Chef:

Ben
Ben

Soft Pretzels with Beer Mustard

Servings

8

Prep Time

15 minutes

Cook Time

25 minutes

Nutrition

Calories 202, Carbs 35 grams, Fat 3 grams, Protein 7 grams

 

Ingredients

Ingredients for the pretzels

  • 1 cup warm water (95°F to 110°F)
  • 1 ½ teaspoons honey
  • 1 ¼ teaspoons instant yeast
  • 2 cups unbleached all-purpose flour
  • 1/2 cup buckwheat or whole wheat flour
  • 1 ½ teaspoons kosher salt
  • 1/4 cup baking soda
  • 1 large egg
  • water, as needed
  • sesame seeds, poppy seeds or coarse salt, for topping
  • vegetable oil spray, as needed

Ingredients for the beer mustard

  • 6 tablespoons dark beer, such as a stout or ale
  • 2 large eggs
  • 6 tablespoons mustard powder
  • 1/2 teaspoon kosher salt
  • 1/4 teaspoon low sodium Worcestershire sauce
  • 1/2 tablespoon honey
  • 1 tablespoon apple cider vinegar

Directions

  1. For the pretzels: In a large bowl stir together the warm water, honey and yeast. Allow it to sit for about 5 minutes until the yeast has dissolved and is foamy on top of the water. (If this doesn’t happen within 5 minutes, your yeast is probably dead and you should start with a new package.)
  2. Stir the flours and salt into the yeast mixture until a shaggy dough forms. Knead the dough, either in the bowl or on the counter top, until a smooth ball forms- about 5 minutes.
  3. Lightly spray the bowl with vegetable oil and place the dough in the bowl, turning to coat it.
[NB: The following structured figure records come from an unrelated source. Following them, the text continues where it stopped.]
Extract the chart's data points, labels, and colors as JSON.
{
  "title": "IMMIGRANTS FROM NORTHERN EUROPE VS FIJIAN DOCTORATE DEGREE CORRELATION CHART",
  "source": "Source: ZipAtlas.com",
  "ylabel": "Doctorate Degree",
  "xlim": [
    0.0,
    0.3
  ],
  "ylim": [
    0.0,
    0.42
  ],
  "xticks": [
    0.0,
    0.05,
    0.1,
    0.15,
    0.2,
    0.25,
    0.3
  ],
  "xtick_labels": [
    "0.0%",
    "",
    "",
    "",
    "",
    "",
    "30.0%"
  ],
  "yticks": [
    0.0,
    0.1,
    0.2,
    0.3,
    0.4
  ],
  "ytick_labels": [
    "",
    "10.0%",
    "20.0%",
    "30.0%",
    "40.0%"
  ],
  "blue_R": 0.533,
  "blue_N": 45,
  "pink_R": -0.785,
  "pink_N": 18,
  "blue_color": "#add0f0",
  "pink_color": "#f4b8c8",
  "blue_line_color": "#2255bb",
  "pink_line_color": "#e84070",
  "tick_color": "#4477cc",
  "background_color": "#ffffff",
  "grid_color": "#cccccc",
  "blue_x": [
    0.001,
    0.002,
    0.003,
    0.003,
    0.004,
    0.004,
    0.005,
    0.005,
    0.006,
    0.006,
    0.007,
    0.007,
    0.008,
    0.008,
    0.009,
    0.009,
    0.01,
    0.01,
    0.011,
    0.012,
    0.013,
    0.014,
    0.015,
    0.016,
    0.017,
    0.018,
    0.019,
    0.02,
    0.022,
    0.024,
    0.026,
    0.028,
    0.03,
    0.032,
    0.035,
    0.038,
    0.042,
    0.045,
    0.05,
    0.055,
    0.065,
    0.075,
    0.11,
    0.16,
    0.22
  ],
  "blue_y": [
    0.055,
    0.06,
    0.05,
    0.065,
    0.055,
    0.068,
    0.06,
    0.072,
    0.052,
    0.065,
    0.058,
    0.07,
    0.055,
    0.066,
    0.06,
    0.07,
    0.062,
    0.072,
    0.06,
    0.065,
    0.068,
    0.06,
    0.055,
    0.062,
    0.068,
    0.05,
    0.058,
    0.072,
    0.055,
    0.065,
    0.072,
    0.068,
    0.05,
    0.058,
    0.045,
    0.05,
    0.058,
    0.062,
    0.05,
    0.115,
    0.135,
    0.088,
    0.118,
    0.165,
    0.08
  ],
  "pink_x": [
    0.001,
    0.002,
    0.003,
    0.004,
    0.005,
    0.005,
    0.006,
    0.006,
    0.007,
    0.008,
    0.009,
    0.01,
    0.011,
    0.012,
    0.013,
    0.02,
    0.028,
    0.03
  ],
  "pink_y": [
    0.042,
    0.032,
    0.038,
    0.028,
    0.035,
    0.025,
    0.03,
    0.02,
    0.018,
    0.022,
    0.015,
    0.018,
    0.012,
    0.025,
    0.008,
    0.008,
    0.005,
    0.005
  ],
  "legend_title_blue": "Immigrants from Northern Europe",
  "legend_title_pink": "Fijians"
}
Cover the bowl with a clean kitchen towel or cling film and place in a warm, draft free spot (the inside of the oven with the light on or the top of the fridge are both great options). Allow to proof for about 20 minutes.
  4. To make the mustard: Set up a double boiler by pouring about 2 inches of water into a medium sauce pot and placing a medium bowl on top, making sure that the bottom of the bowl doesn’t touch the water.
  5. Whisk together the beer, eggs, mustard powder, salt, Worcestershire, honey and apple cider vinegar in the medium bowl. Cook for 5 to 6 minutes, whisking constantly, until it begins to thicken. If it starts to thicken too quickly around the edges, take the bowl off the double boiler while still whisking to cool it down a touch before replacing it.
  6. Once it has reached ribbon consistency (if you drizzle some over the top of it, the ribbon will sit for at least 3 seconds before blending back in), remove from the heat. Transfer to a bowl and place in the refrigerator.This mustard will keep for up to 3 weeks in the fridge in an airtight container.
  7. To finish the pretzels: Preheat the oven to 425°F and line two sheet trays with parchment paper.
  8. Bring 4 to 6 cups of water to a boil in a wide, deep sided pan or pot.
  9. Turn the dough out onto the counter top, letting gravity do its job. Use a bench scraper or knife to divide the dough into 8 even pieces.
  10. Working with one piece at a time, roll the dough into a log that is about 20 inches, with the middle 3 inches being a little fatter than the rest. Shape into a pretzel and transfer to the sheet tray.
  11. Repeat until all 8 pretzels are formed.
  12. Stir the baking soda into the boiling water, being careful as it will bubble up. Lower to a simmer and place 2 or 3 pretzels in the water; cook for 1 minute on each side before using a slotted spoon or spider to place back on the trays.
  13. Beat the egg with a splash of water and brush the pretzels with it, making sure to get all the way down the sides.
  14. Sprinkle with your chosen topping before baking for 12 to 14 minutes, until golden brown. Transfer to a cooling rack and allow to cool for 5 minutes.
  15. Serve with the beer mustard for dipping.
  16. These pretzels are best the day of, still warm from the oven. However, they will keep for 2 to 3 days at room temperature in an airtight container or well wrapped in the freezer for up to 1 month. Reheat in the oven to serve.